Los guardias de asalto traían con ellos una orden de arresto contra el diputado, dada por la Dirección de Seguridad, de la que nunca se podrá comprobar la autenticidad. El diputado derechista, que era un jurista, se negó primero a entregarse invocando la inmunidad parlamentaria y, luego, en un gesto que le costaría caro, aceptó seguir aquellos guardias «poniendo su confianza en el honor de un oficial de la Guardia Civil» que les acompañaba. Poco después el cadáver de Calvo Sotelo, con una bala en la cabeza, fue abandonado en el depósito del cementerio municipal por los mismos guardias de asalto que presentaban aquella acción como si de un acto de servicio se tratara.

La opinión pública quedó aterrada. El golpe no sólo había alcanzado al diputado de la derecha, también había matado la confianza y el respeto que todo ciudadano tiene o debe tener por la fuerza pública colocada bajo el control del gobierno.

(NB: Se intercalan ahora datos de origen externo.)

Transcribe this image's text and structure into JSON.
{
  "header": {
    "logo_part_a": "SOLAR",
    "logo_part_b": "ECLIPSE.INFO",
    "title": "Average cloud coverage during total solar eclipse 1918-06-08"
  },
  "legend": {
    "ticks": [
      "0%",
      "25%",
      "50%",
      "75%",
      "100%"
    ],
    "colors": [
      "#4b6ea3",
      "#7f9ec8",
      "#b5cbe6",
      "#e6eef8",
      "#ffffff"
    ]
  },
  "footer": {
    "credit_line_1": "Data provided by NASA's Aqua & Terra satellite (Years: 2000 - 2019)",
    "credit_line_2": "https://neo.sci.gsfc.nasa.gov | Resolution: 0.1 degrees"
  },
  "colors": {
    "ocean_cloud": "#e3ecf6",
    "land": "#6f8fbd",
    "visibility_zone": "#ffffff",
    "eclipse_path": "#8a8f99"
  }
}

Éste no daba pie con bola. Cierto es que aquel acontecimiento lo estremeció. A pesar de los rumores que corrieron, no se trataba de un crimen de Estado. Sólo al odio y a la imprudencia se deben atribuir las frases pronunciadas tras el discurso del Sr. Calvo Sotelo por los Sres. Casares Quiroga y Galarza cuando declararon, el uno que «Calvo Sotelo sería responsable de todo lo que ocurriría» y el otro que «un atentado contra él estaría perfectamente justificado». Pero el gobierno, desbordado ya por sus colaboradores de extrema izquierda acababa de serlo también por la fuerza pública a sus órdenes. Los guardias de asalto, ganados en gran parte por la propaganda de los partidos obreros en los cuarteles (el teniente de la Guardia Civil, Condés, que los acompañaba y a quien ingenuamente se había entregado Calvo Sotelo era también un miembro militante del Partido Socialista, como se supo más tarde), habían actuado por iniciativa propia.

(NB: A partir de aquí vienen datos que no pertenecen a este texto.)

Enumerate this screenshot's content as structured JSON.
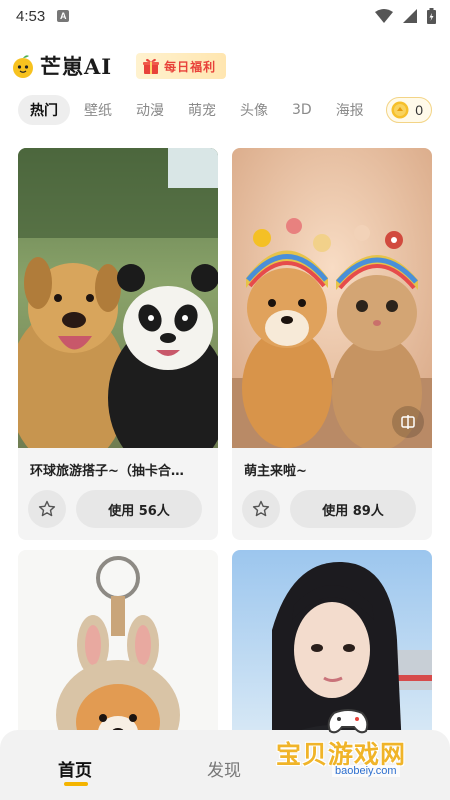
{
  "status_bar": {
    "time": "4:53",
    "notification_letter": "A"
  },
  "header": {
    "app_title": "芒崽AI",
    "daily_badge": "每日福利"
  },
  "tabs": [
    {
      "label": "热门",
      "active": true
    },
    {
      "label": "壁纸"
    },
    {
      "label": "动漫"
    },
    {
      "label": "萌宠"
    },
    {
      "label": "头像"
    },
    {
      "label": "3D"
    },
    {
      "label": "海报"
    }
  ],
  "coins": {
    "count": "0"
  },
  "cards": [
    {
      "title": "环球旅游搭子~（抽卡合…",
      "use_label": "使用 56人",
      "image": "dog-and-panda-selfie"
    },
    {
      "title": "萌主来啦~",
      "use_label": "使用 89人",
      "image": "shiba-and-cat-knit-hats"
    },
    {
      "image": "corgi-bunny-keychain"
    },
    {
      "image": "girl-racetrack-portrait"
    }
  ],
  "bottom_nav": {
    "home": "首页",
    "discover": "发现"
  },
  "watermark": {
    "text": "宝贝游戏网",
    "url": "baobeiy.com"
  },
  "colors": {
    "accent": "#f4b400",
    "badge_red": "#e8423a",
    "watermark_gold": "#f0b429"
  }
}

El gobierno no tenía más que una salida si quería lavarse de la imputación de crimen de Estado que se le hacía además de restablecer la disciplina entre los guardias de asalto: tenía que aplicar rápidamente las sanciones que el crimen exigía.

Ni siquiera lo intentó. Temiendo un motín de los guardias de asalto, el gobierno permaneció indeciso e inactivo. Pasaron los días. Madrid se escandalizaba de ver a Moreno, el teniente de los guardias de asalto que asesinaron a Calvo Sotelo, así como a Condés, paseándose libremente por las calles[2].

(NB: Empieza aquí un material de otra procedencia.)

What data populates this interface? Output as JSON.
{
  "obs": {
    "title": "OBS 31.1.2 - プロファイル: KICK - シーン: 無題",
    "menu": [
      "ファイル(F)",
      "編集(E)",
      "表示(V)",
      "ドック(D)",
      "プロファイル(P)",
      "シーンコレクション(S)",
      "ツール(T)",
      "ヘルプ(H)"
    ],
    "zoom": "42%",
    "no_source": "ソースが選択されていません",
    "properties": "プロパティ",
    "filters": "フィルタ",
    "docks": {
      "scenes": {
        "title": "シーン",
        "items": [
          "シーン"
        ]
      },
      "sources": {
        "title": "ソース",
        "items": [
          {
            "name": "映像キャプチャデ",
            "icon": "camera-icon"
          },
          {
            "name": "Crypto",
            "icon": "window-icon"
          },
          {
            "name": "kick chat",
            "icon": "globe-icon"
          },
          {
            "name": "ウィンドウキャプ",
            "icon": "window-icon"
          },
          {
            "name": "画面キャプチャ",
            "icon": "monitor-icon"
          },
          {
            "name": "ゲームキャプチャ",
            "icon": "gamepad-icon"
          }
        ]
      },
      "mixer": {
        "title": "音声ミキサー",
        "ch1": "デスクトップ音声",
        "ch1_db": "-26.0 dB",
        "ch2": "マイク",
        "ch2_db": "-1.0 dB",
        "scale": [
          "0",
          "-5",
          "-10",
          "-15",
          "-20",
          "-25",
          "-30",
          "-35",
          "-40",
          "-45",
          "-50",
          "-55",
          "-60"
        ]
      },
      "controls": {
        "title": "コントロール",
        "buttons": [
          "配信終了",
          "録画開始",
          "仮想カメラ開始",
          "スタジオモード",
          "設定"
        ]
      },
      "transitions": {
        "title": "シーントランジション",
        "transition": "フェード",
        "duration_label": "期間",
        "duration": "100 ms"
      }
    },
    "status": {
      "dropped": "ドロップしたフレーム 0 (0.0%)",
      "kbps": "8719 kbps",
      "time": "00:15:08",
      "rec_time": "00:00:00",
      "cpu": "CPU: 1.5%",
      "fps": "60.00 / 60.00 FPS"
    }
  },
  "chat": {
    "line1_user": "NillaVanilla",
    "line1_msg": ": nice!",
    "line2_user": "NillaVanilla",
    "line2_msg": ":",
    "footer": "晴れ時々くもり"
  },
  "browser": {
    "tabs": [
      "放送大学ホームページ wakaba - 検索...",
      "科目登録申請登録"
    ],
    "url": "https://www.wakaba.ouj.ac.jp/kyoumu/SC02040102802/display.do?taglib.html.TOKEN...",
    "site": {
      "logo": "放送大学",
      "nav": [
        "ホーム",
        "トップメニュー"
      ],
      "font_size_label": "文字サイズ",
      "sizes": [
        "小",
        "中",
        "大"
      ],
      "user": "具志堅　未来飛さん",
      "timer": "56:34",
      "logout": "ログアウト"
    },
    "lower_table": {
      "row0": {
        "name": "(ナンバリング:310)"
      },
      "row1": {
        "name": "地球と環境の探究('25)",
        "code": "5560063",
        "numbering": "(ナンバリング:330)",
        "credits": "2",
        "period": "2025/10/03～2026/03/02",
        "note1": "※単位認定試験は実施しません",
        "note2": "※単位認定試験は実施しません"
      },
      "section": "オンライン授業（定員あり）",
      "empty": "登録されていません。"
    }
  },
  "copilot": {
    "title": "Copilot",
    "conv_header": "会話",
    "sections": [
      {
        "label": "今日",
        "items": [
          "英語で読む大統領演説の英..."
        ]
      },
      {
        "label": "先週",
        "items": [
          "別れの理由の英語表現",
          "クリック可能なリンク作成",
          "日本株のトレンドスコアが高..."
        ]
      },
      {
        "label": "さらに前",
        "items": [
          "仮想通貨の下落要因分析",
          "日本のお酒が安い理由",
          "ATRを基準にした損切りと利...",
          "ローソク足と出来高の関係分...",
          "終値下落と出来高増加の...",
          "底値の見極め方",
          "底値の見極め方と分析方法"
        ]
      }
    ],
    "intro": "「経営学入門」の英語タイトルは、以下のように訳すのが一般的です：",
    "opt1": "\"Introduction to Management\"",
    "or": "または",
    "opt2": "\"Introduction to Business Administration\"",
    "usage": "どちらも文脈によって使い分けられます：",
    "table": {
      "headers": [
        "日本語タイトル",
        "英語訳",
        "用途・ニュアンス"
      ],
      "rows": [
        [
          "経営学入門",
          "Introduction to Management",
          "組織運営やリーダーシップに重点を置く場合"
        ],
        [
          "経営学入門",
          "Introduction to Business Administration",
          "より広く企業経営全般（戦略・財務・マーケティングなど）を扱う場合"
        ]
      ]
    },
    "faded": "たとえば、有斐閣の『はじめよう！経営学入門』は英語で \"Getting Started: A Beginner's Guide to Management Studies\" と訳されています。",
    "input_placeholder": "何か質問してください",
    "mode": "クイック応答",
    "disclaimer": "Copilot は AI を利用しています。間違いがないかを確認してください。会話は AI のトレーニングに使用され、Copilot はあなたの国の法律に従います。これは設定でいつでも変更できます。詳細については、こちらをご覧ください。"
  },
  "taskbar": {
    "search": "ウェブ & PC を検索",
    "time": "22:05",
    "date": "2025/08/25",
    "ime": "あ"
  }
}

Una parte de los oficiales de asalto hicieron saber al ministro del Interior y presidente del Consejo, Sr. Casares Quiroga, que el Cuerpo no toleraría que se castigara a los autores del asesinato. Otros oficiales, al contrario, pidieron el retiro al estimar que su Cuerpo quedaba deshonrado.

Las sesiones de las Cortes, suspendidas para evitar el escándalo que el asunto levantaría, no impidieron la reunión de la Diputación Permanente, que debe convocarse durante la suspensión de las sesiones. El Sr. Gil Robles, jefe de la derecha, se hizo escuchar. Pronunció allí un discurso que ha sido considerado como la señal de la sublevación contra el gobierno.

 

CAPÍTULO IV:

ESTALLA LA SUBLEVACIÓN 

 EN la tarde del 17 de julio, el Sr. Prieto, visiblemente preocupado, trajo al Parlamento la noticia de la sublevación de la guarnición de Melilla, plaza fuerte del Protectorado español en Marruecos. El 18 la sublevación se extendió a las plazas de Tetuán, Larache y Ceuta y luego estalló en las principales plazas militares de la Península, Navarra, Burgos y Sevilla. El 20 les tocó el turno a las guarniciones de Madrid, Alcalá de Henares y Guadalajara. La tercera guerra civil española había comenzado.

Los insurgentes tuvieron de inmediato en su poder las regiones de Aragón, Castilla la Vieja, Galicia, Logroño, el norte de Extremadura (Cáceres), la llanura y el centro de Andalucía, Álava en el País Vasco y Navarra. En las islas Baleares la capital Mallorca y algunas islas se unieron también al alzamiento.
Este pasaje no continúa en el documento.